Monday, December 30, 2013

Photos and updates from November&December

Wow! Its been way too long since my last update, either in photos or in words, and for this I offer my apologies. Here are some photos from the past two months, and some quick updates on what I've been up to since I last wrotein the past year or so:

April: Talked a lot about mosquito nets and malaria prevention in sessions with people in village around hair braiding stations, cafes, homes, schools, and markets. Got ready to help with the big bednet distribution by coordinating a census of all village residents and training local Guinean NGO workers from Kouroussa in Excel to compile census data and plan distribution logistics. Was subsequently disappointed, but not totally surprised, when the distribution did not happen on the 25th, World Malaria Day, as planned, but was instead pushed back by an entire month.

May: I went to Senegal with my parents on vacation. Our travel plans included: Dakar, St. Louis, Touba, the Sine Saloum, Joel Fadiouk, Saly, and M'Bour. Watched Rebecca give a presentation to government officials in Conakry on environmental policy and forest co-management.

June: Hung lots of mosquito nets in village, as I arrived back from vacation shortly after the bednet distribution came to an end. Took care of baby kitties. Biked to Bissikrima. Helped Rebecca pack up and leave village

July: Hung out in village. Learned how to process Shea butter with host fam. Presented on moringa and nutrition during Ramadan.

August: Went to Conakry for all malaria coordinator meeting. Went to Paris.

September: Kicked project into gear. Sat in my hut for four weeks of "standfast" while elections meandered along.

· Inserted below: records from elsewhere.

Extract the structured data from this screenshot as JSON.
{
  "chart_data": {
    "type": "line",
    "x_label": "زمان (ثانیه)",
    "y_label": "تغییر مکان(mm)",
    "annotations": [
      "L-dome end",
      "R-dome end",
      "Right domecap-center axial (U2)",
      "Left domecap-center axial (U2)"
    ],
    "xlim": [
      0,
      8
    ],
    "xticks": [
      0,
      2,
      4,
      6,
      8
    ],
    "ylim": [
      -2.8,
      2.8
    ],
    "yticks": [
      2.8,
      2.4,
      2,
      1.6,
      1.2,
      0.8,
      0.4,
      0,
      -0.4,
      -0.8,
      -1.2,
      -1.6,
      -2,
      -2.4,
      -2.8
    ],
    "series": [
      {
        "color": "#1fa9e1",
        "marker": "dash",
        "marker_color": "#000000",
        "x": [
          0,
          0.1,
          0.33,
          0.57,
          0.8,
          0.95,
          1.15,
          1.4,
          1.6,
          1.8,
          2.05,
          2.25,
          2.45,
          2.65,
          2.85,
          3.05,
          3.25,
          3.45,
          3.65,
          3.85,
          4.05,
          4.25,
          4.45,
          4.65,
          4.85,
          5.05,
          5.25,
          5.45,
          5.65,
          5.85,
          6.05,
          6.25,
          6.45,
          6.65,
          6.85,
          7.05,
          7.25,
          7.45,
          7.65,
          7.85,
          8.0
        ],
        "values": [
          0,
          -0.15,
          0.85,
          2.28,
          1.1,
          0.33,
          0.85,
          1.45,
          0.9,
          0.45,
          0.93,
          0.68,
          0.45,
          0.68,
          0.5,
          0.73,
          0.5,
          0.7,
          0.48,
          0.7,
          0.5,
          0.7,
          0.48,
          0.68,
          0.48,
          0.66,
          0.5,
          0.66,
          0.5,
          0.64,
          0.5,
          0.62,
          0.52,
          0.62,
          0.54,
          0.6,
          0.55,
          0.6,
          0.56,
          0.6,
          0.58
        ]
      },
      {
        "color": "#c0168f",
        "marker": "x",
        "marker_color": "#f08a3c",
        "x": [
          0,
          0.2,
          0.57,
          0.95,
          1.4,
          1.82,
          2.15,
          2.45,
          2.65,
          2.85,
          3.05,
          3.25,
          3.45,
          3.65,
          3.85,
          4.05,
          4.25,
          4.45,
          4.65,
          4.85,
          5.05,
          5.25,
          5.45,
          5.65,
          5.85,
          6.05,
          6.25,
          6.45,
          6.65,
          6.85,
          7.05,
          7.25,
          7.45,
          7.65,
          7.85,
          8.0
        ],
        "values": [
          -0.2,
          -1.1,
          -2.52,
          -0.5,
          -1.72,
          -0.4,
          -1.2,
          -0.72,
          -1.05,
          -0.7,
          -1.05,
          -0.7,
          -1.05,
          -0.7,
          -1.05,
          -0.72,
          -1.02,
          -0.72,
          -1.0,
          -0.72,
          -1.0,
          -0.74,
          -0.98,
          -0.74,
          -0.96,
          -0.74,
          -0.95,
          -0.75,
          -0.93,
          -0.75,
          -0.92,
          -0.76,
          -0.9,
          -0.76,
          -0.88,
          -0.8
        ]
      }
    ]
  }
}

Over the past two months my primary concern has been helping the health center management committee, or CoGes, undertake a renovation of Sanguiana's only health facility. The Centre de Santis a five-roomed building that serves a cachement zone of 13,000 people. It has no constant electricity and no electronic medical equipment except for a refrigerator powered by solar panels, the newest of which were installed a few weeks ago by a surprise visit from UNICEF. The refrigerator was also an NGO donatation of some sort, and has been here for a few years. It often breaks down but does a decent job of keeping the major vaccines at the right temperature. When we go out on door-to-door vaccination campaigns, polio for example, we take ice packs from the small freezer section to keep the vaccines cold in an insulated container. The center is staffed by two full time doctors, brothers from the Forest region who both go by the name Pivi, and many "stagieres" or interns, including two young women also named Pivi. The stagieres have studied medicine for two to three years at either the national medical school or a vocational school, and actually have a fair amount of freedom to decide where they'd like to do their internships. However, they're at the whim of the government and regional health structure as to how long their internship is, where and if they'll be placed as official state health workers, and when. There are many stagieres in the country, but few doctors.

The project has been a hassle and a half due to interference with the national legislative elections in September, the big village celebration of Tabaski in October, and the general lack of accountability that permeates every level of government and civilian life here. The culture of impunity and responsibility-shirking makes the simplest tasks into weeks-long struggles over the phone, in person, and in the rare but desperately needed group meetings. Luckily, though, the actual renovation and repair work has gone incredibly well. The masons and carpenters and all their daily laborers have really pushed to meet deadlines and fulfill their promises of a job well done.

The health center now has a new roof, a new storage room, and will soon receive a fresh coat of paint. From the get-go I have insisted to people in the community that concrete and a fresh coat of paint will not itself help improve the local state of public health. People in the community agree with me on this fact, and the ComGes politely nods their heads when I talk about the importance of organizational development for better health center management, in addition to the need for more health talks by the community agents to encourage preventative care. However, now that I have become a "financier" of an infrastructure project, peoples' reactions towards me have changed in a few interesting ways. On the one hand, people are incredibly appreciative. I'm thanked daily in the street and walking to get bread like I've never been before, and everyone I speak to mentions their thanks for the work on their health center. At the same time, I feel less involved in the project now that the actual physical labor has taken the center stage, and in my detachment from direct efforts to address health problems I realize that this is the role more familiar to most development workers.

I have just a few more weeks left in village, and then its onwards to Conakry and then to the US! I can't believe my two years in the Peace Corps are coming to a close, and I'm very excited to be back in the states.